Avionix Airflow

Date Oct 02, 2020 Version: 0.2.3+0.gb7acee4.dirty

Useful links Source Repository | Issues & Ideas

Why are there so many guides on how to set up airflow when the code could just be given to you?!

Welcome to avionix_airflow, an out of the box solution to installing airflow on kubernetes.

avionix_airflow comes with support for elasticsearch log and metric storage, grafana monitoring setup, and a fully functional airflow KubernetesExecutor implementation.

User Guide

Minikube

Minikube Setup

For the minikube setup you will need to install minikube and docker.

To start minikube:

minikube start --driver=docker

To start ingress controller (nginx by default):

minikube addons enable ingress

Minikube Usage

This is an example of how to install airflow using avionix_airflow locally.

import logging

from avionix_airflow import add_host, build_airflow_image, get_chart_builder
from avionix_airflow.kubernetes.airflow import AirflowOptions
from avionix_airflow.kubernetes.monitoring import MonitoringOptions
from avionix_airflow.tests.utils import dag_copy_loc, parse_shell_script

logger = logging.getLogger()
logger.setLevel(level=logging.INFO)
logging.basicConfig(format="[%(filename)s:%(lineno)s] %(message)s", level=logging.INFO)


def install_chart():
    build_airflow_image()
    airflow_options = AirflowOptions(
        dag_sync_image="alpine/git",
        dag_sync_command=["/bin/sh", "-c", parse_shell_script(str(dag_copy_loc))],
        dag_sync_schedule="* * * * *",
        default_timezone="est",
        core_executor="KubernetesExecutor",
        open_node_ports=True,
        image_pull_policy="Never",
    )
    add_host(airflow_options)
    builder = get_chart_builder(
        airflow_options=airflow_options,
        monitoring_options=MonitoringOptions(grafana_role="Admin"),
    )
    if builder.is_installed:
        builder.upgrade_chart({"dependency-update": None})
        return
    builder.install_chart(options={"create-namespace": None, "dependency-update": None})

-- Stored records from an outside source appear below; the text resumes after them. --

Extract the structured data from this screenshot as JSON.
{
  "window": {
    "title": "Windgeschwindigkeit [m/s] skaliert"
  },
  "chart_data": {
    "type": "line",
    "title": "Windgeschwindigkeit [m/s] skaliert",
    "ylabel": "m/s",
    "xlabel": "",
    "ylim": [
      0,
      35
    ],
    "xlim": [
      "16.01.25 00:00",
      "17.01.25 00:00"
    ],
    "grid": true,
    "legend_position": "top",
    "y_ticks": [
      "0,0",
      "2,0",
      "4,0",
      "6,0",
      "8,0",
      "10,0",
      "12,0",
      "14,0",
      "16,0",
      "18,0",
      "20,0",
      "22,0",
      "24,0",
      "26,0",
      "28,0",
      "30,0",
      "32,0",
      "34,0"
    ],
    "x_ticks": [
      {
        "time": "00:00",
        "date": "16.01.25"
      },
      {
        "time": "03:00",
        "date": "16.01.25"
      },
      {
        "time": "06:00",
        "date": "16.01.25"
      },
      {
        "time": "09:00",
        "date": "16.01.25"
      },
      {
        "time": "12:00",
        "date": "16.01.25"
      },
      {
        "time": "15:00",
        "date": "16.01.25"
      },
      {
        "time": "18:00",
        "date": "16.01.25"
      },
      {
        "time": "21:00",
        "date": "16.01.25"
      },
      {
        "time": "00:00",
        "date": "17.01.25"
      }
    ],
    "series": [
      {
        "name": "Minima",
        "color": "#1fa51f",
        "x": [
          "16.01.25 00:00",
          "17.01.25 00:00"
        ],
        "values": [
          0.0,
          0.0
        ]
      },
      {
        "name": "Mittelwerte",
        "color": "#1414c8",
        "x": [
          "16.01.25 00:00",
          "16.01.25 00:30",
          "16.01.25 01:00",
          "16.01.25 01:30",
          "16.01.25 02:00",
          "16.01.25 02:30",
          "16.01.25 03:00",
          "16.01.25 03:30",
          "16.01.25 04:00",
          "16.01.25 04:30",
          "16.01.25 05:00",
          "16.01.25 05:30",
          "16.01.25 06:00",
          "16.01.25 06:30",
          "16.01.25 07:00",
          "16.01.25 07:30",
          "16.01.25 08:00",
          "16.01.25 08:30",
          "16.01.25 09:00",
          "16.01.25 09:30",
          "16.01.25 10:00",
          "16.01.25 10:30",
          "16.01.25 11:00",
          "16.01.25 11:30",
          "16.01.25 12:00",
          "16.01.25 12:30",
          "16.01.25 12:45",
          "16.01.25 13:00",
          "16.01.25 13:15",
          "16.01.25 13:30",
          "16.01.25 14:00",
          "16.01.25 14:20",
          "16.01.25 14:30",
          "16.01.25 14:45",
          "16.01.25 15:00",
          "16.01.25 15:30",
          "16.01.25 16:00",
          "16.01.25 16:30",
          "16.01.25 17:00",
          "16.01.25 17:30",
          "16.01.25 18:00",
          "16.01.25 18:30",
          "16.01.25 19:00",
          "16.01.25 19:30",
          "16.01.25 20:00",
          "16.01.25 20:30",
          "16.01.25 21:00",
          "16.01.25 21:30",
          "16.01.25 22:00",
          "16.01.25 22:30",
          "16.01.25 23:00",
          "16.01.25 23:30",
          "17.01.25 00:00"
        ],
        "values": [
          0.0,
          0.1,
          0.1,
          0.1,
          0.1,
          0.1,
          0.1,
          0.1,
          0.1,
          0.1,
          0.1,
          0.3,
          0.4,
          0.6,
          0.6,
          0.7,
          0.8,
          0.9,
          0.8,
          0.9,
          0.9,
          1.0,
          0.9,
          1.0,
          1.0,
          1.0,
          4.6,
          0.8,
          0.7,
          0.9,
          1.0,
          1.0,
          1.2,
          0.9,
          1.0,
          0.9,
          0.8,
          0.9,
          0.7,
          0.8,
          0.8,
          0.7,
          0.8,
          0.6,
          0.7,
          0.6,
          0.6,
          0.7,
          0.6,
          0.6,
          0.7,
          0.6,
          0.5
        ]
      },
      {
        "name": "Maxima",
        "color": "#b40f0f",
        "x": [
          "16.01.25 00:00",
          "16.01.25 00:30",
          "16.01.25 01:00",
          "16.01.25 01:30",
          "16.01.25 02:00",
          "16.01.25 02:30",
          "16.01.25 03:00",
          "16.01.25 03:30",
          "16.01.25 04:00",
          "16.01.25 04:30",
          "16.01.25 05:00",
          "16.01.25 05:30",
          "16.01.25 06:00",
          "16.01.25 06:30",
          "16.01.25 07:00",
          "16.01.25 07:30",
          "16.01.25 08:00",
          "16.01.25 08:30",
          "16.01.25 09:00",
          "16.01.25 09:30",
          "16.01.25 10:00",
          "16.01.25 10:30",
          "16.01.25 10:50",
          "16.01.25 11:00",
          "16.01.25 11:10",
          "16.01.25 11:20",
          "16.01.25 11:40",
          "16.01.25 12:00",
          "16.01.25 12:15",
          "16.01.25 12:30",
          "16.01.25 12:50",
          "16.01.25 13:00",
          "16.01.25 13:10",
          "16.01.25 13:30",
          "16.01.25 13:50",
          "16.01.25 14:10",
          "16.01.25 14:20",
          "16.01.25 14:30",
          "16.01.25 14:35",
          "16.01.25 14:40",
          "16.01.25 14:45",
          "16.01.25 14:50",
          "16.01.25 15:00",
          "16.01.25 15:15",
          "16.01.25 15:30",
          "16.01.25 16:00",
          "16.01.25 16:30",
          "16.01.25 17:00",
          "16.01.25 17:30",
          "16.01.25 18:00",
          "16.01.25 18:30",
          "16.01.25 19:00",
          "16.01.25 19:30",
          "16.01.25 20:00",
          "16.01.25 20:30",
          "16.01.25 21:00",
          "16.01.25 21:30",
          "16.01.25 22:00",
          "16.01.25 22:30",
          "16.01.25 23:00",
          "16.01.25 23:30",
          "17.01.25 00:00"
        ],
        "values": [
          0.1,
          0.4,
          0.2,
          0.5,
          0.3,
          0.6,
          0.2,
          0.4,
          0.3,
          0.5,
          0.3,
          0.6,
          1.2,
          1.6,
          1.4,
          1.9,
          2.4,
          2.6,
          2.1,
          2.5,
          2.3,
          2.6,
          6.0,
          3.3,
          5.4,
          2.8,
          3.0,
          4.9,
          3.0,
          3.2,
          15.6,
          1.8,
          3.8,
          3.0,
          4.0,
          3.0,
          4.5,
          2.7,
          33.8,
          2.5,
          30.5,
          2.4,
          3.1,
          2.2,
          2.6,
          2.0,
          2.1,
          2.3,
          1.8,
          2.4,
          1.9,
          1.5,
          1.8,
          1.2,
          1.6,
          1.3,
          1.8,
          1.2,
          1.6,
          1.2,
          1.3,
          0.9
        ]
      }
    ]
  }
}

AWS EKS Managed Node Group

AWS EKS Setup

Requirements
  1. VPC

  2. At least 2 subnets in that VPC (These should be marked properly for load balancing, see alb-ingress

  3. EKS Cluster

    The above requirements can be created using eksctl

    Avionix_airflow is also preconfigured to use kube2iam, which can be used to assign roles to your kubernetes pods

  4. An AWS EFS Volume (Be sure this is available in the same subnets as the cluster and the security group allows traffic from the cluster’s security group)

  5. An IAM role that is authorized to manipulate ALB’s based on the subnet tags you wrote above. You can find a minimal policy for this here

  6. An IAM role that can set up an record dns in route53. You can find information about the required policy here

  7. An IAM role that can control the autoscaling group. The required policy can be found here

AWS Usage

This is an example of how to install airflow using avionix_airflow on AWS.

from avionix_airflow import (
    AirflowOptions,
    AwsOptions,
    MonitoringOptions,
    SqlOptions,
    get_chart_builder,
)

builder = get_chart_builder(
    airflow_options=AirflowOptions(
        dag_sync_image="alpine/git",
        dag_sync_command=["/bin/sh", "-c", "my_shell_commands"],
        dag_sync_schedule="* * * * *",
        default_timezone="est",
        core_executor="KubernetesExecutor",
        domain_name="my.airflow.domain.com",
    ),
    monitoring_options=MonitoringOptions(
        elastic_search_uri="https://my-es-vpc.es.amazonaws.com",
    ),
    sql_options=SqlOptions(
        user="postgres-user",
        password="****",
        host="my-postgres-host.amazonaws.com",
        create_database_in_cluster=False,
    ),
    cloud_options=AwsOptions(
        efs_id="fs-12345",
        cluster_name="my-cluster",
        elastic_search_access_role_arn="arn:aws:iam::123456789012:role/es-role",
        default_role_arn="arn:aws:iam::123456789012:role/default-role",
        alb_role_arn="arn:aws:iam::123456789012:role/alb-role",
        external_dns_role_arn="arn:aws:iam::123456789012:role/external-dns-role",
        autoscaling_role_arn="arn:aws:iam::123456789012:role/autoscaling-role",
        domain="my.airflow.domain.com",
        dag_sync_role_arn="arn:aws:iam::123456789012:role/dag_sync_role",
        use_ssl=True,
    ),
)

Avionix Airflow Reference

Avionix airflow functions using two main components.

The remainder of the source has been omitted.